Hi guys I had a creative urge tonight and I couldn't fulfill it because I didn't go to art school and I can't talk about form, also, compensation is the cornerstone of creativity, and lack of compensation has made my creative instincts "sit" at a "standstill" oh, the irony...

...but then 2 hours ago while i was at an independent coffee shop in inner SE, a vision came to me.

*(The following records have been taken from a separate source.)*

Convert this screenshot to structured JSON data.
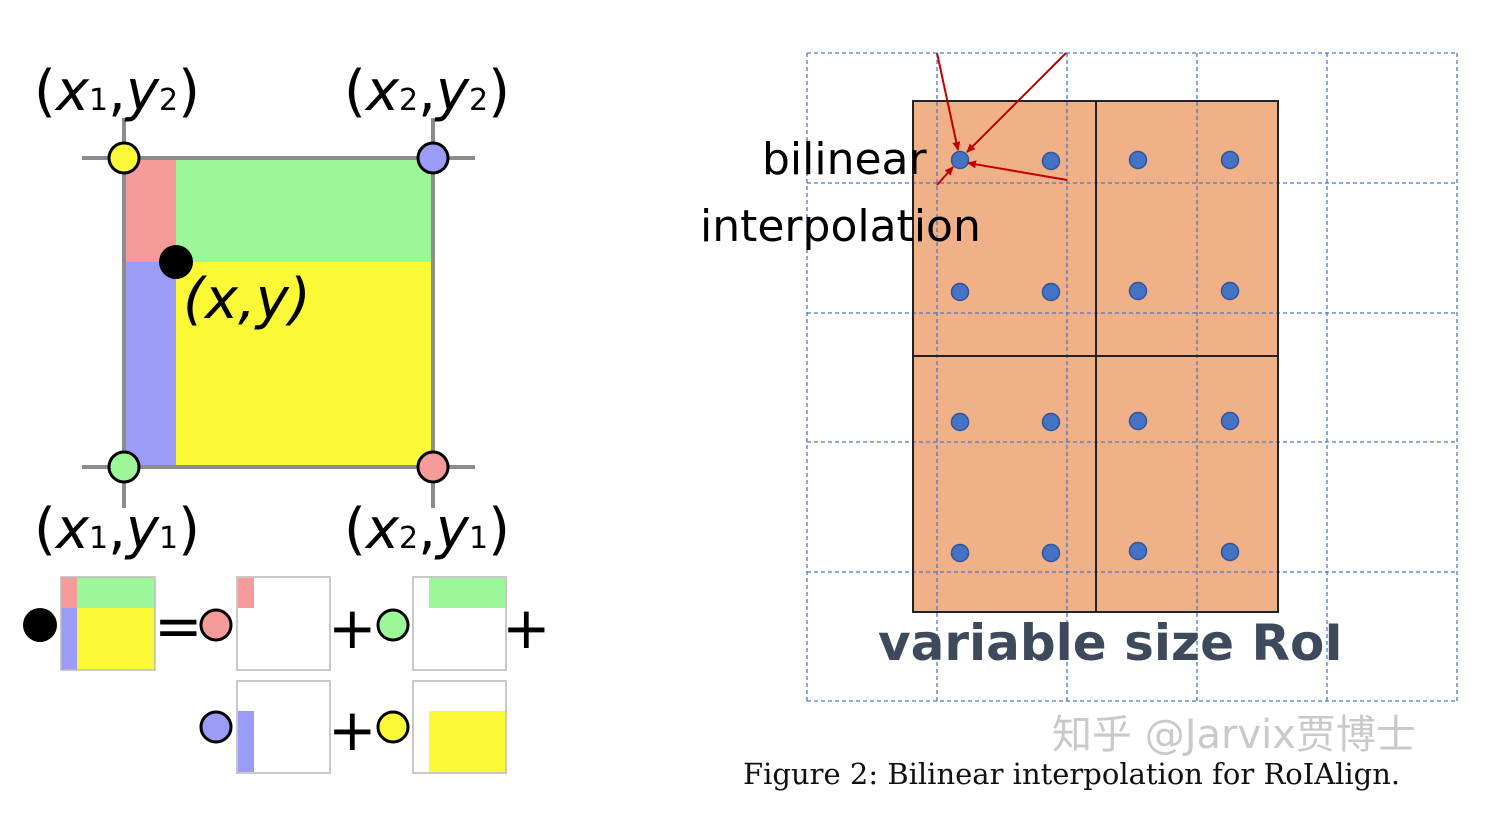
{
  "left_panel": {
    "corner_labels": {
      "top_left": {
        "open": "(",
        "a": "x",
        "a_sub": "1",
        "sep": ",",
        "b": "y",
        "b_sub": "2",
        "close": ")"
      },
      "top_right": {
        "open": "(",
        "a": "x",
        "a_sub": "2",
        "sep": ",",
        "b": "y",
        "b_sub": "2",
        "close": ")"
      },
      "bottom_left": {
        "open": "(",
        "a": "x",
        "a_sub": "1",
        "sep": ",",
        "b": "y",
        "b_sub": "1",
        "close": ")"
      },
      "bottom_right": {
        "open": "(",
        "a": "x",
        "a_sub": "2",
        "sep": ",",
        "b": "y",
        "b_sub": "1",
        "close": ")"
      }
    },
    "point_label": "(x,y)",
    "equation_ops": {
      "equals": "=",
      "plus1": "+",
      "plus2": "+",
      "plus3": "+"
    },
    "colors": {
      "red": "#f79a9a",
      "green": "#9cf79a",
      "blue": "#9a9cf7",
      "yellow": "#fbf935",
      "frame": "#8c8c8c",
      "point": "#000000"
    }
  },
  "right_panel": {
    "annotation_line1": "bilinear",
    "annotation_line2": "interpolation",
    "roi_label": "variable size RoI",
    "colors": {
      "roi_fill": "#f0b088",
      "grid_line": "#4a78c8",
      "sample_point": "#4472c4",
      "arrow": "#c00000"
    }
  },
  "caption": "Figure 2: Bilinear interpolation for RoIAlign.",
  "watermark": "知乎 @Jarvix贾博士"
}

His name was Venn (like the diagrams) and he had no use for his travel mug because he decided not to travel, he wanted to just sit at this independent SE coffee shop and talk a little bit about form with me, and so, he got a "for here" cup.

Well, I was really sad to tell him that I didn't know about form because I didn't go to MFA school I only went to a mofo'ing state school and the only things I really know about in this life are 1. Indie coffee shops, 2. Indie music, and 3. Moving to new cities because I hate the Midwestern town I grew up in (Portland is very eclectic and full of art galleries, which I go to a lot because I'm uncomfortable around the poor). Also I'm in the middle of attaining adultivity which I don't understand, evidenced by the fact I put my bra on one boob at a time and sometimes I mess up and have to call the hospital.

Venn became visibly upset that another human had the audacity to be unable to speak on form and he spilt soy milk on the ground in spite of me and then he developed a website by sketching something once, and then he spat on my career and life motivations in the process, calling it "generative feedback."

Well Venn.. I am honored to receive criticism from an educated artist but if I were to draw a diagram using 2 circles to describe you and I, the area we'd intersect would have only one word written: "Coffee..." because in your circle, Venn: a clearly educated Portland artist and, in my circle: a PDX citizen without an artsy degree. There is no middle ground between you and I, only fields of vast disappointments and poor attempts at relating. I feel like I can only dream of the day you will join me in some far distant avant garden of Eden, and we can form opinions on life and the world around us using pure arche writing ala French philosopher, Derrida, and then throw out all of this silly erasure altogether.

In sum -- the title of my autobiography is also, ironically, longer than the content of my autobiography-->

Title: The Function of Your Travel Mug is For Traveling, but I am Glad You Decided to Use a For-Here Cup: A failure of form: Why Settle for Inanimate Penii in a World of Abundant Organic Produce: A Deconstructive question: Forming Opinions Using 6 Senses in an Endless Universe: The Inability of Humans to Truly Express Absolutely Anything: The Pyramid Scheme That is Existing: Why Bridges are Great Photo Ops: Why People Jump From Ironically Beautiful Things: Why We Burn Bridges: Why it's a Good Idea to Get Back in Touch With People Who Give You Reasons to Leave Them Alone: Using a Canoe to Bypass a Burning Bridge Without Getting Burnt.

Content "The 12 step program helped me discern my true self-utterance, being that of: "God grant me the omnipotence to change the things I cannot accept," and so, I sit defeated in the muck of my own mortal nature and impending doom, having dedicated all my time to breathing, watching sun rises only for them to consistently set again, never becoming stuck, still always wanting them to be stuck.

Conclusion: If only I had an MFA degree my well-marketed agendas would be more far reaching & meaningful, now I die penniless and alone, awaiting my fame in 2000 years time, and fondly recollecting of the day an educated artist bestowed upon me their well educated opinion.